EU:Appell an Teheran

Die Außenminister wollen am Atomabkommen mit Iran festhalten. Das haben sie bei einem Sondertreffen am Freitag bekräftigt. EU-Chefdiplomat Josep Borrell will Gespräche mit allen Seiten führen.

Von Matthias Kolb, Brüssel

Die Außenminister der Europäischen Union haben bei ihrem Sondertreffen bekräftigt, dass sie weiter hinter dem Atomabkommen mit dem Iran stehen. "Wir wollen diesen Vertrag retten, wenn das möglich ist", sagte der EU-Außenbeauftragte Josep Borrell am Freitagabend in einer Pressekonferenz. Ohne den 2015 beschlossenen Deal wäre Iran heute eine Atommacht, zeigte sich Borrell überzeugt. Er appellierte an die Regierung in Teheran, ihre Verpflichtungen einzuhalten. Iran hat sich schrittweise aus dem Abkommen zurückgezogen, das US-Präsident Donald Trump 2018 einseitig aufgekündigt hatte. Laut Borrell wurde nicht über einen in dem Vertragswerk enthaltenen Streitschlichtungsmechanismus gesprochen, der neue UN-Sanktionen gegen Iran zur Folge haben könnte.

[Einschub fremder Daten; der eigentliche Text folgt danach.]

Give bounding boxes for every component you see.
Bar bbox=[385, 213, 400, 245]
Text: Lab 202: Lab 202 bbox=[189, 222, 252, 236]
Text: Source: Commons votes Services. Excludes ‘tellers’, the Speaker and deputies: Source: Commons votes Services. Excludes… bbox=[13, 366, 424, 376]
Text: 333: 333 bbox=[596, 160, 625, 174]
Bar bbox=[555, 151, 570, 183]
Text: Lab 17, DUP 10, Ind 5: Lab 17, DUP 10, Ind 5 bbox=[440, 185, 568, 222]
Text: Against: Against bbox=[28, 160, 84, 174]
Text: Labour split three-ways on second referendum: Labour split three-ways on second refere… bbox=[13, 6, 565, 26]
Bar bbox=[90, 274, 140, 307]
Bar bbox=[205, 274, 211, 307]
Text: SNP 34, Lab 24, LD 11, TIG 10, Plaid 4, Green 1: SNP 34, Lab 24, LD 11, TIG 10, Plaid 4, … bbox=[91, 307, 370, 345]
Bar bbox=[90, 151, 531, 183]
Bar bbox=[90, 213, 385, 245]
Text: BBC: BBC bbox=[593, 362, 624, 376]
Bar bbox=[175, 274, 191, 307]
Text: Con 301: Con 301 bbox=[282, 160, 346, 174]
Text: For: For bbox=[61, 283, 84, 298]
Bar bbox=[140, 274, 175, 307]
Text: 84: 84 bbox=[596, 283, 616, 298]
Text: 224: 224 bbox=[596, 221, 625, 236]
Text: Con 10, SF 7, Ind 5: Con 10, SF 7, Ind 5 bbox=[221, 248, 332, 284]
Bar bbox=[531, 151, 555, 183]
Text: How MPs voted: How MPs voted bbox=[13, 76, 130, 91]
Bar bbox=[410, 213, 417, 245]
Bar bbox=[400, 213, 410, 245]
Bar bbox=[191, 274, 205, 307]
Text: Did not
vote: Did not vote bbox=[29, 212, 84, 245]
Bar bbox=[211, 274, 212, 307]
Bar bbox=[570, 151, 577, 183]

Die außerordentliche Sitzung war einberufen worden, um die Lage im Irak sowie in Iran und Libyen zu erörtern. Am wichtigsten sei es, für Deeskalation zu sorgen und den Irak zu stabilisieren, sagte Borrell. In der Nähe der Hauptstadt Bagdad wurde vor einer Woche der iranische General Qassim Soleimani von einer US-Drohne getötet; ein geplanter Angriff auf einen weiteren iranischen Kommandeur schlug fehl, wie US-Medien am Freitag berichteten. Tagelang herrschte eine ernstzunehmende Kriegsgefahr zwischen Iran und den USA, die nun vorerst gebannt scheint. Der EU-Chefdiplomat sagte, er habe von den Mitgliedstaaten ein starkes Mandat erhalten, Gespräche mit allen Seiten zu führen. EU-Diplomaten zufolge regte Bundesaußenminister Heiko Maas an, dass der Außenbeauftragte möglichst bald nach Bagdad reisen solle, um die eigenständige Rolle der EU klar zu machen. Dieser Vorschlag sei allgemein begrüßt worden.

An der Debatte nahm auch Nato-Generalsekretär Jens Stoltenberg teil. Mit dem UN-Sonderbeauftragten Ghassan Salamé berieten die Minister über die Lage im Bürgerkriegsland Libyen. Borrell betonte die Dringlichkeit: "Wir sind uns einig, dass wir uns stärker engagieren müssen, bevor es zu spät ist." Der Einsatz für eine politische Lösung im Rahmen des "Berliner Prozesses" solle noch weiter verstärkt werden. Die Bundesregierung versucht seit Monaten, ein internationales Treffen mit allen Akteuren, inklusive Russlands und der Türkei, zu organisieren. Borrell wurde beauftragt, Vorschläge zu erarbeiten, wie ein möglicher Waffenstillstand überwacht und die Durchsetzung des bestehenden Waffenembargos kontrolliert werden könnten. Der Spanier sagte Diplomaten zufolge in der Sitzung, dass Deutschland die Führung bei der Vermittlung in der Libyen-Krise übernehme und Außenminister Maas künftig die EU "in ihrer Gesamtheit" vertrete.